Private Equity Firms Explained

A private-equity firm is an investment management company that provides financial backing and makes investments in the private equity of startup or operating companies through a variety of loosely affiliated investment strategies including leveraged buyout, venture capital, and growth capital. Often described as a financial sponsor, each firm will raise funds that will be invested in accordance with one or more specific investment strategies.

 

Typically, a private-equity firm will raise pools of capital, or private equity funds that supply the equity contributions for these transactions. Private-equity firms will receive a periodic management fee as well as a share in the profits earned (carried interest) from each private equity fund managed.

 

Private-equity firms, with their investors, will acquire a controlling or substantial minority position in a company and then look to maximize the value of that investment. Private-equity firms generally receive a return on their investments through one of the following avenues:

 

  • An initial public offering (IPO) — shares of the company are offered to the public, typically providing a partial immediate realization to the financial sponsor as well as a public market into which it can later sell additional shares;
  • A merger or acquisition — the company is sold for either cash or shares in another company;
  • A recapitalization — cash is distributed to the shareholders (in this case the financial sponsor) and its private equity funds either from cash flow generated by the company or through raising debt or other securities to fund the distribution.

 

Private-equity firms characteristically make longer-hold investments in target industry sectors or specific investment areas where they have expertise.

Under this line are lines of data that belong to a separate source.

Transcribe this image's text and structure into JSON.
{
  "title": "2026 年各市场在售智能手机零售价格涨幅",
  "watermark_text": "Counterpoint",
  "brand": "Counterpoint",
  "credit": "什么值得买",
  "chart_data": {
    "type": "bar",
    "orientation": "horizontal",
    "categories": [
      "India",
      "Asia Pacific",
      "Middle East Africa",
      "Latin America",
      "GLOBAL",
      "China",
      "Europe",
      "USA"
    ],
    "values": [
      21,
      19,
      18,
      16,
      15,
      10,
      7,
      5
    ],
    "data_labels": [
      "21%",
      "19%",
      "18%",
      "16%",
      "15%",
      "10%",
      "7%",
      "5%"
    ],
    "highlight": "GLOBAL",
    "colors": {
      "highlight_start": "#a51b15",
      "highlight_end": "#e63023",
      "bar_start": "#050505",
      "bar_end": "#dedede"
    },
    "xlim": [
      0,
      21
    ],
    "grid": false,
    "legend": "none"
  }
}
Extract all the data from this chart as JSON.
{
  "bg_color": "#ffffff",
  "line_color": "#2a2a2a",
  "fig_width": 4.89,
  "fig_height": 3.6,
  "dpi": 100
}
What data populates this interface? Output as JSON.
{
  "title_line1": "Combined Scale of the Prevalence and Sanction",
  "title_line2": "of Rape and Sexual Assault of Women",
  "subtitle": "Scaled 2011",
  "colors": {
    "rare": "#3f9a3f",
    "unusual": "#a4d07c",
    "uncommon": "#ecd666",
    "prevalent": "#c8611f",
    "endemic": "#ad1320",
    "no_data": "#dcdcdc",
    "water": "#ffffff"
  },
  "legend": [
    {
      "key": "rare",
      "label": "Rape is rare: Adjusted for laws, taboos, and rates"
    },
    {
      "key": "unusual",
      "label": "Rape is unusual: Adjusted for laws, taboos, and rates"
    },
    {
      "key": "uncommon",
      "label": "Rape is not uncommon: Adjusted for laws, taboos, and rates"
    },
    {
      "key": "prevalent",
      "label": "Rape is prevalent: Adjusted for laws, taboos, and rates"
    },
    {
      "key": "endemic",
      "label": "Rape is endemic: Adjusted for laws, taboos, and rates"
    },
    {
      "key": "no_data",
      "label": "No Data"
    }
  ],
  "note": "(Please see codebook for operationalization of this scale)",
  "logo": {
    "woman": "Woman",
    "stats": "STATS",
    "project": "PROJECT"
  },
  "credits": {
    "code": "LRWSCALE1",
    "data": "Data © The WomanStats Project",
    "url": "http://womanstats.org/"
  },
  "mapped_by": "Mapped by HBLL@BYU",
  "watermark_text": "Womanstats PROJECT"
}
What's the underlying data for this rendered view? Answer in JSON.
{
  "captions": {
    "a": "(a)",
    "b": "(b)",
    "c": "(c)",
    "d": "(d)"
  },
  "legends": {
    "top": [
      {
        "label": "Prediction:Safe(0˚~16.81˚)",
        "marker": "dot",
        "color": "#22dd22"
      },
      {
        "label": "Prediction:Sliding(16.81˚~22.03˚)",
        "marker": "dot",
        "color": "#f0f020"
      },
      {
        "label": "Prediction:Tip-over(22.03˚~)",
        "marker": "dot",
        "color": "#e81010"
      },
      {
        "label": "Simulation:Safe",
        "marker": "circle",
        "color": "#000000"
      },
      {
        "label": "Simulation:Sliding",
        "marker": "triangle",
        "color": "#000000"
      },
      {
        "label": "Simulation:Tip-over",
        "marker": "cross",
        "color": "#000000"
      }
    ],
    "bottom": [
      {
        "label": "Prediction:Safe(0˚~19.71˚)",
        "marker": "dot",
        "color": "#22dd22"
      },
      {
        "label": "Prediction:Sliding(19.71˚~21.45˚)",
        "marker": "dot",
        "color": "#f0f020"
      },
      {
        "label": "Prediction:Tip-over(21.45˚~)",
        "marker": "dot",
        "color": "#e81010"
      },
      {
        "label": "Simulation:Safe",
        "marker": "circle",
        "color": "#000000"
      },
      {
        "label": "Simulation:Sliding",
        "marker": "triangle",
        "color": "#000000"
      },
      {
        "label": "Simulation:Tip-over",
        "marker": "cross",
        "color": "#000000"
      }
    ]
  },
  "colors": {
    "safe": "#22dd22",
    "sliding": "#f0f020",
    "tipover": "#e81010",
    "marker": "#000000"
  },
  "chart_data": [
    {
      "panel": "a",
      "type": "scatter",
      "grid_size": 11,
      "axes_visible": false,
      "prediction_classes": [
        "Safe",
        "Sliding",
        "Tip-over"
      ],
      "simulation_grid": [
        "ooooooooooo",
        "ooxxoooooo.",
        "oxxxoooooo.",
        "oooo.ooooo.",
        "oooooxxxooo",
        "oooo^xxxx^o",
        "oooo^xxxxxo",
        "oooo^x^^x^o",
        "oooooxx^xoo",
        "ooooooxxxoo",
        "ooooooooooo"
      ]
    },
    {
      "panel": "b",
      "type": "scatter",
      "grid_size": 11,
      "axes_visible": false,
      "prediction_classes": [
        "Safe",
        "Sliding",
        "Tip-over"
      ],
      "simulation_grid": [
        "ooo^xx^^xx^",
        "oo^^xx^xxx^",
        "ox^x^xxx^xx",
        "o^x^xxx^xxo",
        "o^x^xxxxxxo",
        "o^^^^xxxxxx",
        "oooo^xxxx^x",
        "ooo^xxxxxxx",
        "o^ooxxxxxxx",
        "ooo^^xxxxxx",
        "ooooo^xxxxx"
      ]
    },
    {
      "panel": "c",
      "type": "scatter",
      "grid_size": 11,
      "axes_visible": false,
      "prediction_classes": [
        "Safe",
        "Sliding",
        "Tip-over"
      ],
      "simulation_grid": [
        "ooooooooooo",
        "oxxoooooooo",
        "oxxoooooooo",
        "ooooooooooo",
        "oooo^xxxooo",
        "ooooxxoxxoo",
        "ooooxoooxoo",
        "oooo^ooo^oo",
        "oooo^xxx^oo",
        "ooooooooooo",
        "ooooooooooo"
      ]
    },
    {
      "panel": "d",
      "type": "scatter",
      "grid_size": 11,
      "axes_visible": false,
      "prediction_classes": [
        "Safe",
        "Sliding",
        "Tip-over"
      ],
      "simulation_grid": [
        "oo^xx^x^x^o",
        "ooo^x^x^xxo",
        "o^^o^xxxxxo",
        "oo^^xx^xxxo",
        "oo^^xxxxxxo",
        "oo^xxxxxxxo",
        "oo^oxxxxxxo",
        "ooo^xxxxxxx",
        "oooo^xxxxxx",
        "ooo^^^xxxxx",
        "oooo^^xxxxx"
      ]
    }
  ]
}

Private-equity firms and investment funds should not be confused with hedge fund firms which typically make shorter-term investments in securities and other more liquid assets within an industry sector but with less direct influence or control over the operations of a specific company.

 

Where private-equity firms take on operational roles to manage risks and achieve growth through long term investments, hedge funds more frequently act as short-term traders of securities betting on both the up and down sides of a business or of an industry sector’s financial health.